On Oscar's Express van, it wasn't possible to place the bimetallic coil in another position because the fan clutch simply did not have this option... but I was able to manually lock up the fan clutch anyway, using a method that's a bit unorthodox (but that works) and I'll explain it in detail in the next couple of paragraphs.
Manually Locking Up The Thermal Fan Clutch (Part II)
As mentioned before, Oscar's fan clutch didn't give me the option of locking up the fan clutch by repositioning the bimetallic coil... but I was able to do it anyway by removing the bimetallic coil and using a piece of metal (in the shape and size of the end of the coil) in its place to lock the shaft in its counter-clockwise position with epoxy.

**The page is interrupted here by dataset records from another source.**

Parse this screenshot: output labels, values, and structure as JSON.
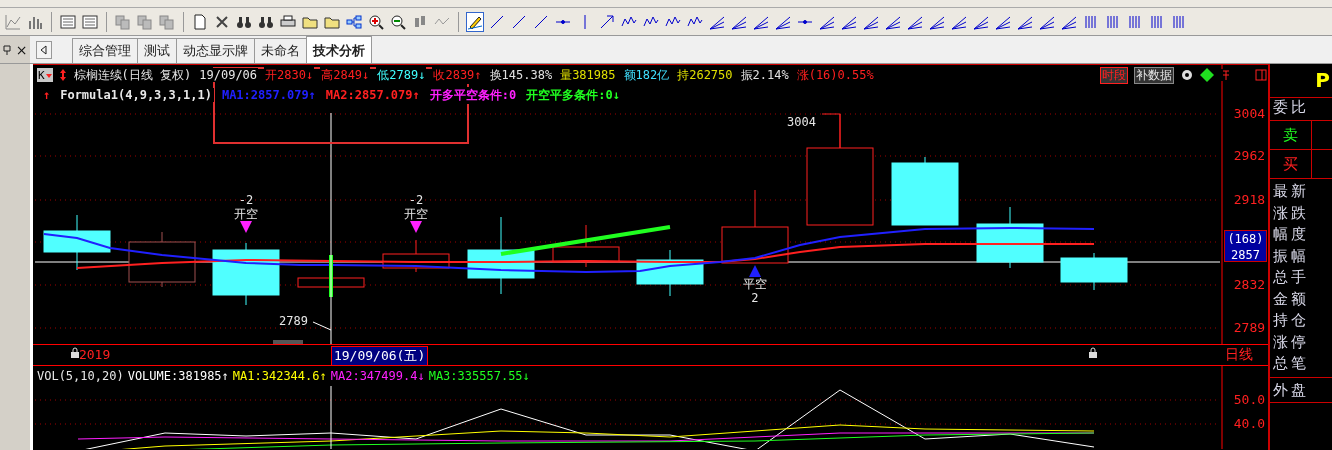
{
  "tab_bar": {
    "close_glyph": "×",
    "tabs": [
      {
        "label": "综合管理",
        "selected": false
      },
      {
        "label": "测试",
        "selected": false
      },
      {
        "label": "动态显示牌",
        "selected": false
      },
      {
        "label": "未命名",
        "selected": false
      },
      {
        "label": "技术分析",
        "selected": true
      }
    ]
  },
  "quote_header": {
    "period_button": "K",
    "title": "棕榈连续(日线 复权)",
    "date": "19/09/06",
    "fields": [
      {
        "text": "开2830↓",
        "color": "#ff2020"
      },
      {
        "text": "高2849↓",
        "color": "#ff2020"
      },
      {
        "text": "低2789↓",
        "color": "#40ffff"
      },
      {
        "text": "收2839↑",
        "color": "#ff2020"
      },
      {
        "text": "换145.38%",
        "color": "#e0e0e0"
      },
      {
        "text": "量381985",
        "color": "#e0e000"
      },
      {
        "text": "额182亿",
        "color": "#40e0ff"
      },
      {
        "text": "持262750",
        "color": "#e0e000"
      },
      {
        "text": "振2.14%",
        "color": "#e0e0e0"
      },
      {
        "text": "涨(16)0.55%",
        "color": "#ff2020"
      }
    ],
    "buttons": [
      "时段",
      "补数据"
    ]
  },
  "indicator_line": {
    "arrow": "↑",
    "name": "Formula1(4,9,3,3,1,1)",
    "values": [
      {
        "text": "MA1:2857.079↑",
        "color": "#2020ff"
      },
      {
        "text": "MA2:2857.079↑",
        "color": "#ff2020"
      },
      {
        "text": "开多平空条件:0",
        "color": "#ff20ff"
      },
      {
        "text": "开空平多条件:0↓",
        "color": "#20ff20"
      }
    ]
  },
  "price_axis": {
    "ticks": [
      "3004",
      "2962",
      "2918",
      "2832",
      "2789"
    ],
    "current_tag": {
      "change": "(168)",
      "price": "2857"
    }
  },
  "chart_labels": {
    "high": "3004",
    "low": "2789",
    "signals": [
      {
        "kind": "sell",
        "value": "-2",
        "label": "开空"
      },
      {
        "kind": "sell",
        "value": "-2",
        "label": "开空"
      },
      {
        "kind": "buy",
        "label": "平空",
        "value": "2"
      }
    ]
  },
  "date_bar": {
    "year": "2019",
    "cursor_date": "19/09/06(五)",
    "period": "日线"
  },
  "volume_header": {
    "name": "VOL(5,10,20)",
    "values": [
      {
        "text": "VOLUME:381985↑",
        "color": "#ffffff"
      },
      {
        "text": "MA1:342344.6↑",
        "color": "#ffff00"
      },
      {
        "text": "MA2:347499.4↓",
        "color": "#ff20ff"
      },
      {
        "text": "MA3:335557.55↓",
        "color": "#20ff20"
      }
    ]
  },
  "volume_axis": {
    "ticks": [
      "50.0",
      "40.0"
    ]
  },
  "side_panel": {
    "code": "P",
    "ratio_label": "委比",
    "sell_label": "卖",
    "buy_label": "买",
    "fields": [
      "最新",
      "涨跌",
      "幅度",
      "振幅",
      "总手",
      "金额",
      "持仓",
      "涨停",
      "总笔"
    ],
    "outer_label": "外盘"
  }
}
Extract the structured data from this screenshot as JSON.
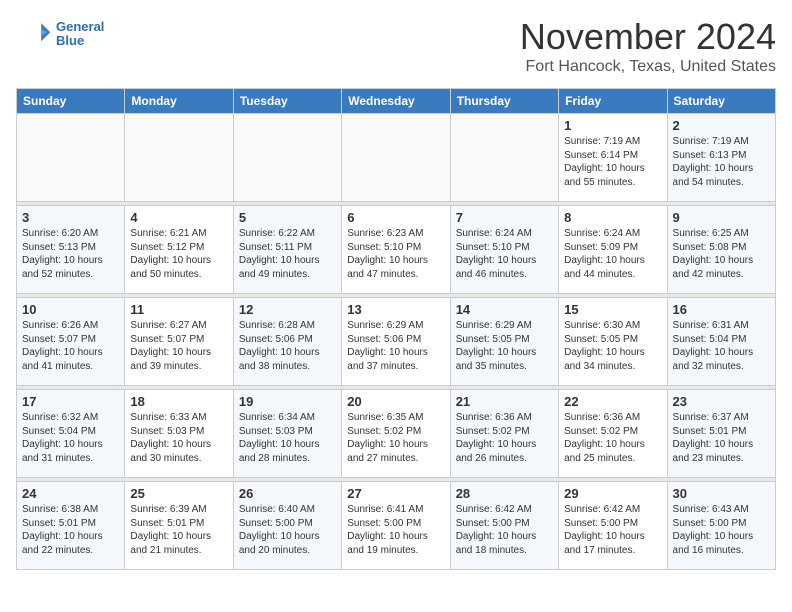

Now, this... I'll confess, is a pretty extreme way of testing the fan clutch and it may not be everyone's cup of tea. But, keep in mind that I had already verified several important things and these were:
- No coolant leaks from anywhere on the engine, radiator, or water pump.
- Thermostat was functioning correctly.
- No indications of a blown head gasket.
And so, I felt confident that this was the only way to check the true condition of the fan clutch... not only that, but Oscar had already spent quite a bit of money on parts that had not solved the problem and did not want to throw anymore money at the van unless he was sure that the part was gonna' solve the problem.
This is what I did:
- I removed part of the fan shroud (to have good access to the bimetallic coil).
- Removed the bimetallic coil.
- I then found a small piece of metal that was about the same thickness as the end of the bimetallic coil.
- I placed one end of this piece of metal into the groove on the shaft.
- Using this piece of metal as a lever, I then turned the shaft to its maximum counter-clockwise position and then expoxied it (to lock the shaft in place).
- After waiting the time the epoxy needed to set, I road tested the van.
And the overheating problem was solved! That's right, no matter how far I drove the van (on the highway or not)... Oscar's van did not overheat anymore.
All Oscar needed to do was to run down to the auto parts store and buy a new fan clutch.